ADDENDUM: Considering how unpopular the Bush administration’s Iraq adventure is becoming, is this really the right time to launch a stateside version of the military newspaper Stars and Stripes? Apparently, somebody thinks so. This domestic variation on S&S (which is funded by the Department of Defense) is being conceived as a weekly supplement to U.S. papers distributed in the proximity of military bases, and will draw content from its overseas editions. “We’re excited,” Dan Krause, international advertising director of Stars and Stripes, tells Editor & Publisher. “This is the first time we’ve been in the U.S since the Civil War.”
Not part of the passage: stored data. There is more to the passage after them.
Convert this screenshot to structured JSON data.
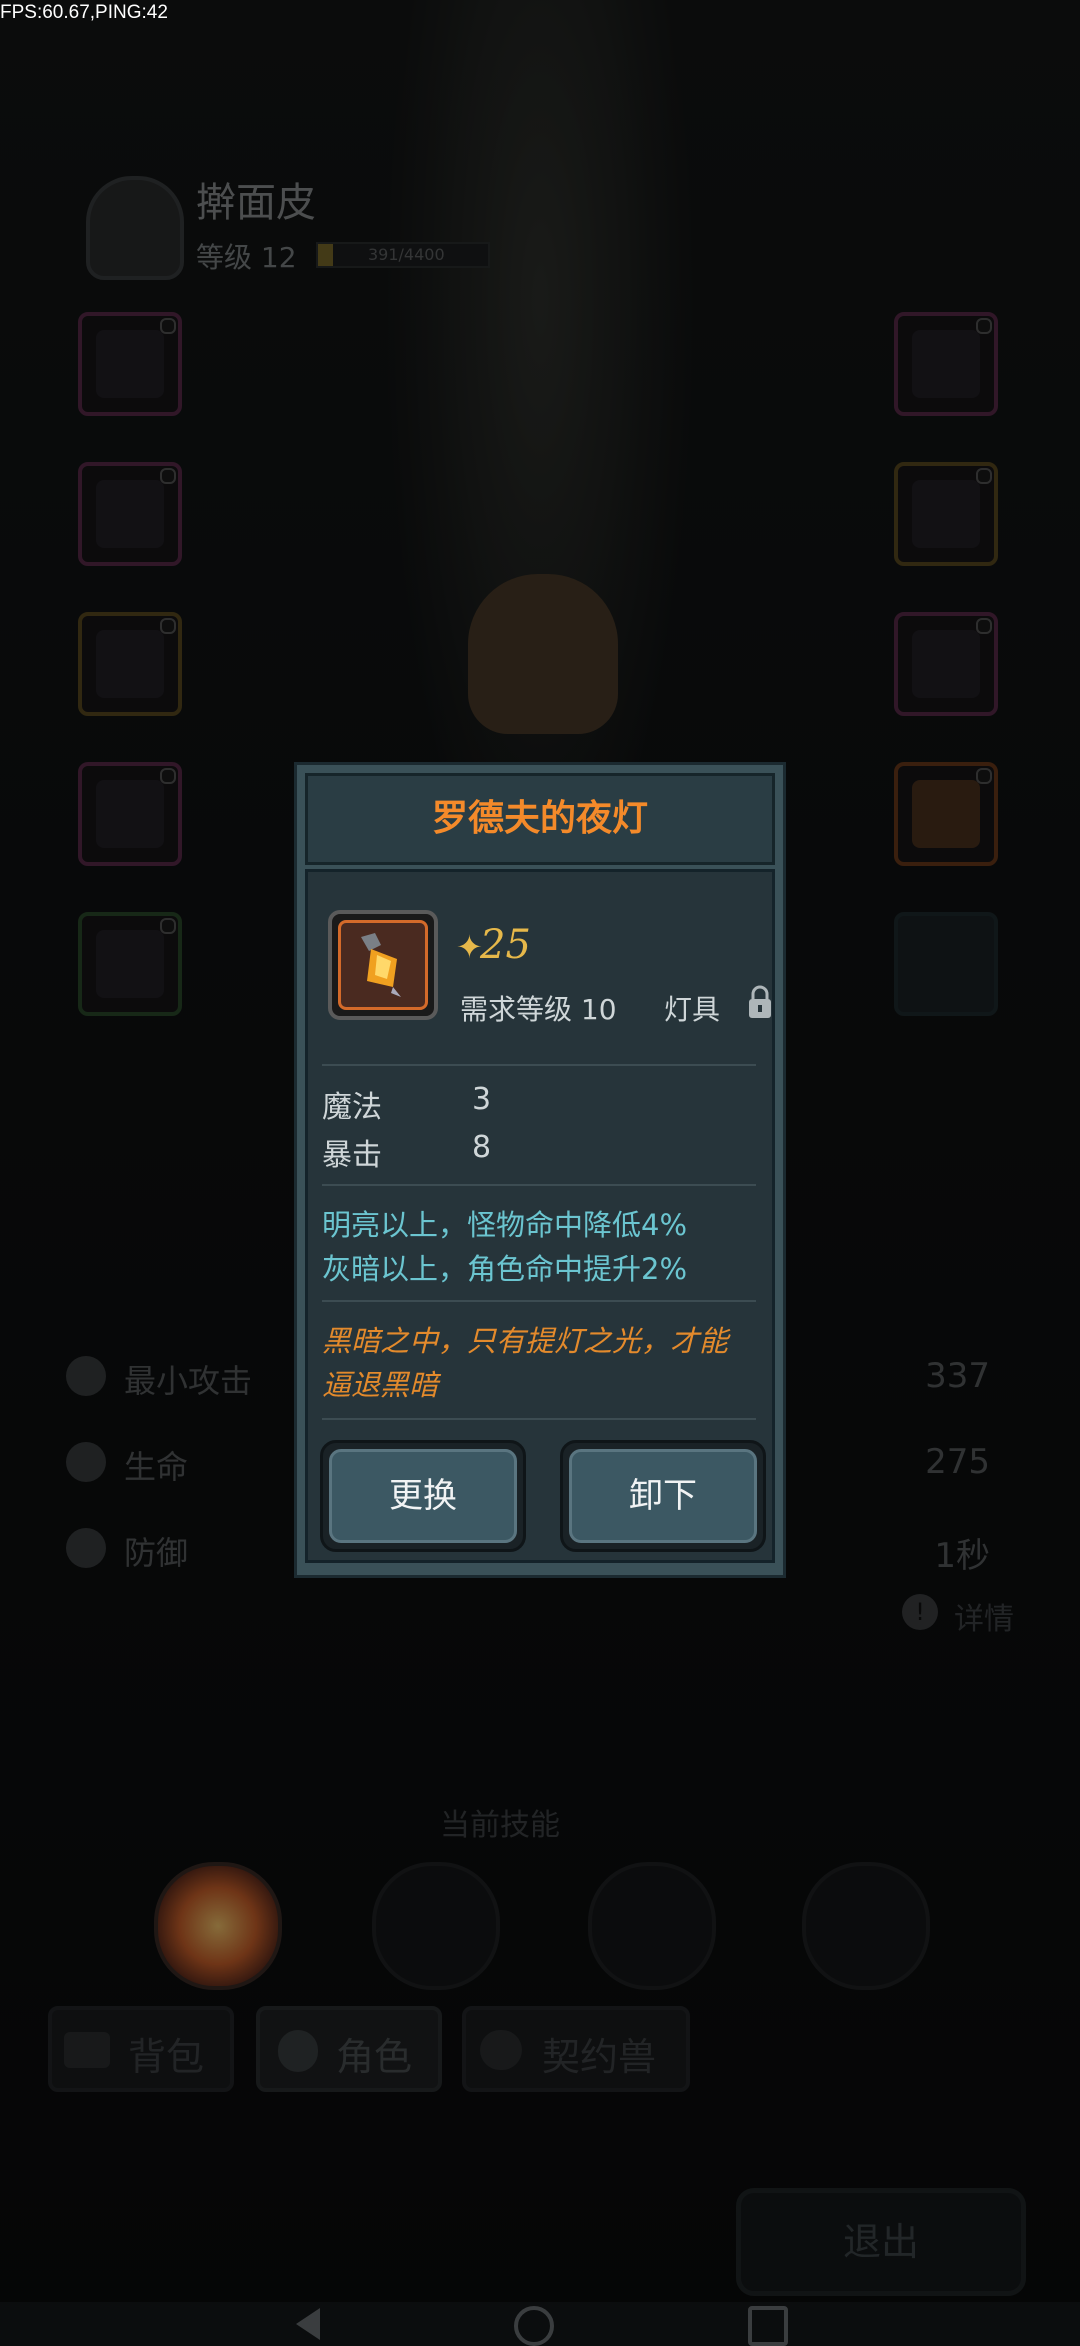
{
  "debug": {
    "fps_ping": "FPS:60.67,PING:42"
  },
  "player": {
    "name": "擀面皮",
    "level_label": "等级 12",
    "xp_text": "391/4400",
    "xp_fraction": 0.09
  },
  "stats": [
    {
      "icon": "sword-icon",
      "label": "最小攻击",
      "value": "337"
    },
    {
      "icon": "heart-icon",
      "label": "生命",
      "value": "275"
    },
    {
      "icon": "shield-icon",
      "label": "防御",
      "value": "1秒"
    }
  ],
  "detail_link": "详情",
  "skills": {
    "title": "当前技能"
  },
  "tabs": [
    {
      "icon": "backpack-icon",
      "label": "背包"
    },
    {
      "icon": "character-icon",
      "label": "角色"
    },
    {
      "icon": "paw-icon",
      "label": "契约兽"
    }
  ],
  "exit_label": "退出",
  "item_dialog": {
    "title": "罗德夫的夜灯",
    "power": "25",
    "required_level": "需求等级 10",
    "item_type": "灯具",
    "attributes": [
      {
        "name": "魔法",
        "value": "3"
      },
      {
        "name": "暴击",
        "value": "8"
      }
    ],
    "effects": [
      "明亮以上，怪物命中降低4%",
      "灰暗以上，角色命中提升2%"
    ],
    "lore": [
      "黑暗之中，只有提灯之光，才能",
      "逼退黑暗"
    ],
    "buttons": {
      "replace": "更换",
      "unequip": "卸下"
    }
  },
  "colors": {
    "title": "#f48a2a",
    "effect": "#6bc5d0",
    "lore": "#e38a2c",
    "power": "#e6b84a"
  }
}
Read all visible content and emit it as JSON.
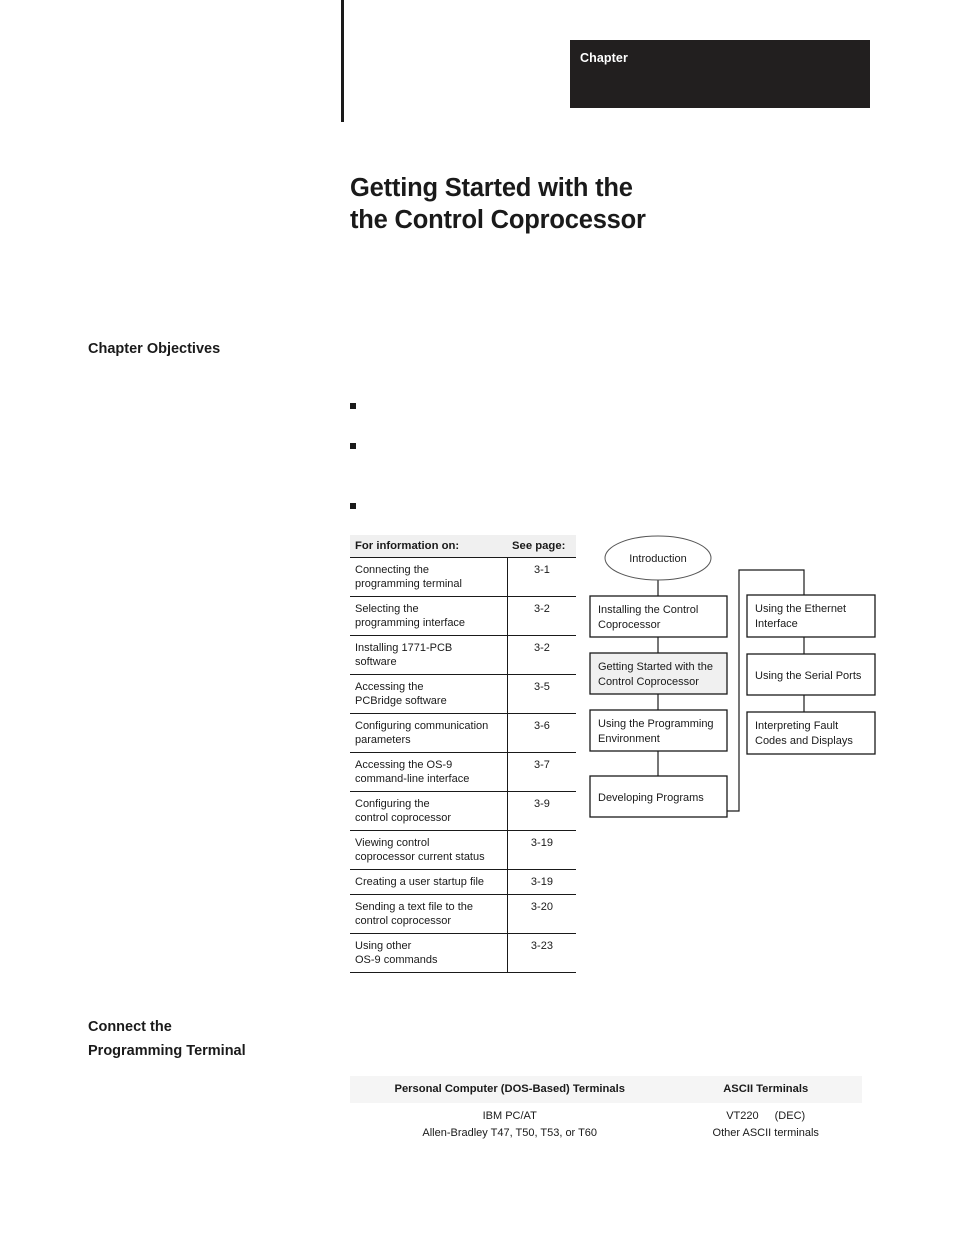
{
  "header": {
    "chapter_label": "Chapter"
  },
  "title": {
    "line1": "Getting Started with the",
    "line2": "the Control Coprocessor"
  },
  "headings": {
    "objectives_line1": "Chapter Objectives",
    "connect_line1": "Connect the",
    "connect_line2": "Programming Terminal"
  },
  "bullets": [
    {
      "marker": "square"
    },
    {
      "marker": "square"
    },
    {
      "marker": "square"
    }
  ],
  "info_table": {
    "columns": [
      "For information on:",
      "See page:"
    ],
    "rows": [
      {
        "topic_line1": "Connecting the",
        "topic_line2": "programming terminal",
        "page": "3-1"
      },
      {
        "topic_line1": "Selecting the",
        "topic_line2": "programming interface",
        "page": "3-2"
      },
      {
        "topic_line1": "Installing 1771-PCB",
        "topic_line2": "software",
        "page": "3-2"
      },
      {
        "topic_line1": "Accessing the",
        "topic_line2": "PCBridge software",
        "page": "3-5"
      },
      {
        "topic_line1": "Configuring communication",
        "topic_line2": "parameters",
        "page": "3-6"
      },
      {
        "topic_line1": "Accessing the OS-9",
        "topic_line2": "command-line interface",
        "page": "3-7"
      },
      {
        "topic_line1": "Configuring the",
        "topic_line2": "control coprocessor",
        "page": "3-9"
      },
      {
        "topic_line1": "Viewing control",
        "topic_line2": "coprocessor current status",
        "page": "3-19"
      },
      {
        "topic_line1": "Creating a user startup file",
        "topic_line2": "",
        "page": "3-19"
      },
      {
        "topic_line1": "Sending a text file to the",
        "topic_line2": "control coprocessor",
        "page": "3-20"
      },
      {
        "topic_line1": "Using other",
        "topic_line2": "OS-9 commands",
        "page": "3-23"
      }
    ]
  },
  "flowchart": {
    "start": {
      "label": "Introduction"
    },
    "left_column": [
      {
        "id": "installing",
        "line1": "Installing the Control",
        "line2": "Coprocessor",
        "highlighted": false
      },
      {
        "id": "getting-started",
        "line1": "Getting Started with the",
        "line2": "Control Coprocessor",
        "highlighted": true
      },
      {
        "id": "programming-env",
        "line1": "Using the Programming",
        "line2": "Environment",
        "highlighted": false
      },
      {
        "id": "developing",
        "line1": "Developing Programs",
        "line2": "",
        "highlighted": false
      }
    ],
    "right_column": [
      {
        "id": "ethernet",
        "line1": "Using the Ethernet",
        "line2": "Interface"
      },
      {
        "id": "serial-ports",
        "line1": "Using the Serial Ports",
        "line2": ""
      },
      {
        "id": "fault-codes",
        "line1": "Interpreting Fault",
        "line2": "Codes and Displays"
      }
    ],
    "highlight_color": "#f0f0f0"
  },
  "terminals_table": {
    "columns": [
      "Personal Computer (DOS-Based) Terminals",
      "ASCII Terminals"
    ],
    "rows": [
      {
        "pc_line1": "IBM PC/AT",
        "pc_line2": "Allen-Bradley T47, T50, T53, or T60",
        "ascii_line1_a": "VT220",
        "ascii_line1_b": "(DEC)",
        "ascii_line2": "Other ASCII terminals"
      }
    ]
  }
}
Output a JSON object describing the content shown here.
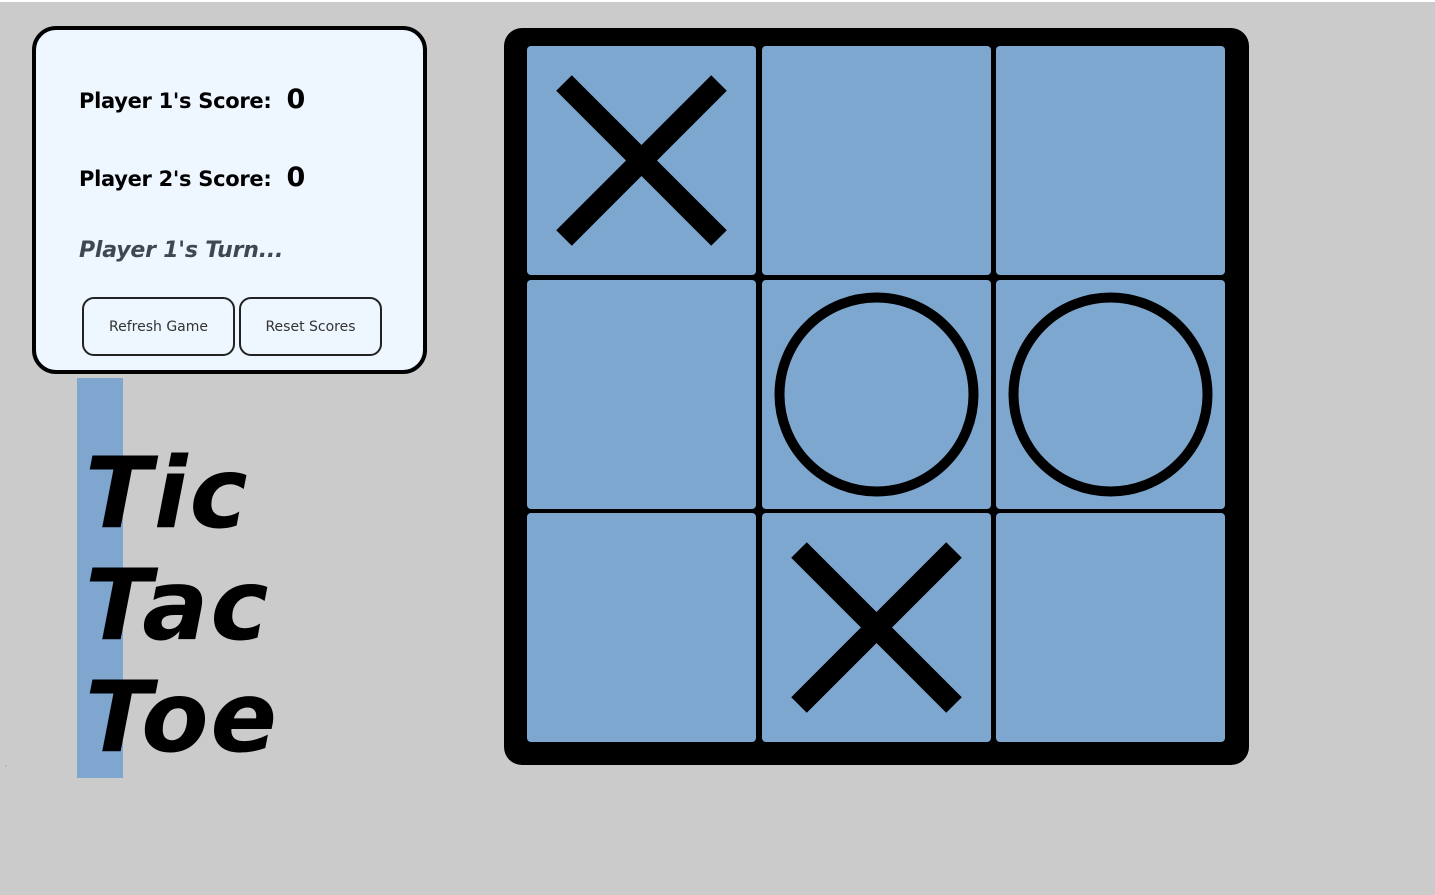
{
  "scoreboard": {
    "player1_label": "Player 1's Score:",
    "player1_score": "0",
    "player2_label": "Player 2's Score:",
    "player2_score": "0",
    "turn_text": "Player 1's Turn...",
    "refresh_label": "Refresh Game",
    "reset_label": "Reset Scores"
  },
  "title": {
    "line1": "Tic",
    "line2": "Tac",
    "line3": "Toe"
  },
  "board": {
    "cells": [
      "X",
      "",
      "",
      "",
      "O",
      "O",
      "",
      "X",
      ""
    ]
  },
  "colors": {
    "background": "#cbcbcb",
    "panel": "#eef7ff",
    "cell": "#7ea7cf",
    "accent": "#7ea6cf",
    "board_frame": "#000000"
  }
}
AND STILL MORE: Bruce Reed writes in Slate that “Every second-term president has his eye on the history books”--and with his new Gallup job disapproval rating of 59 percent, “Bush has secured his place in them. Of the 12 presidents who’ve served since Gallup started polling in the late 1930s, Bush has entered the ranks of the most unpopular. He’s now more unpopular than FDR, Ike, JFK, LBJ, Ford, and Clinton ever were, and has matched the highest disapproval rating of his idol, Ronald Reagan. ... At his current pace of losing favor, he could speed past two more presidents within the next month: Jimmy Carter, who peaked at 59 percent [disapproval] in mid-1979, and George H.W. Bush, who hit 60 percent in the summer of 1992. That would leave the current Bush just two more men to pass on his way to the top spot: Richard Nixon, who reached 66 percent before resigning in 1974, and Harry Truman, who set Gallup’s all-time [disapproval] record at 67 percent in January 1952.”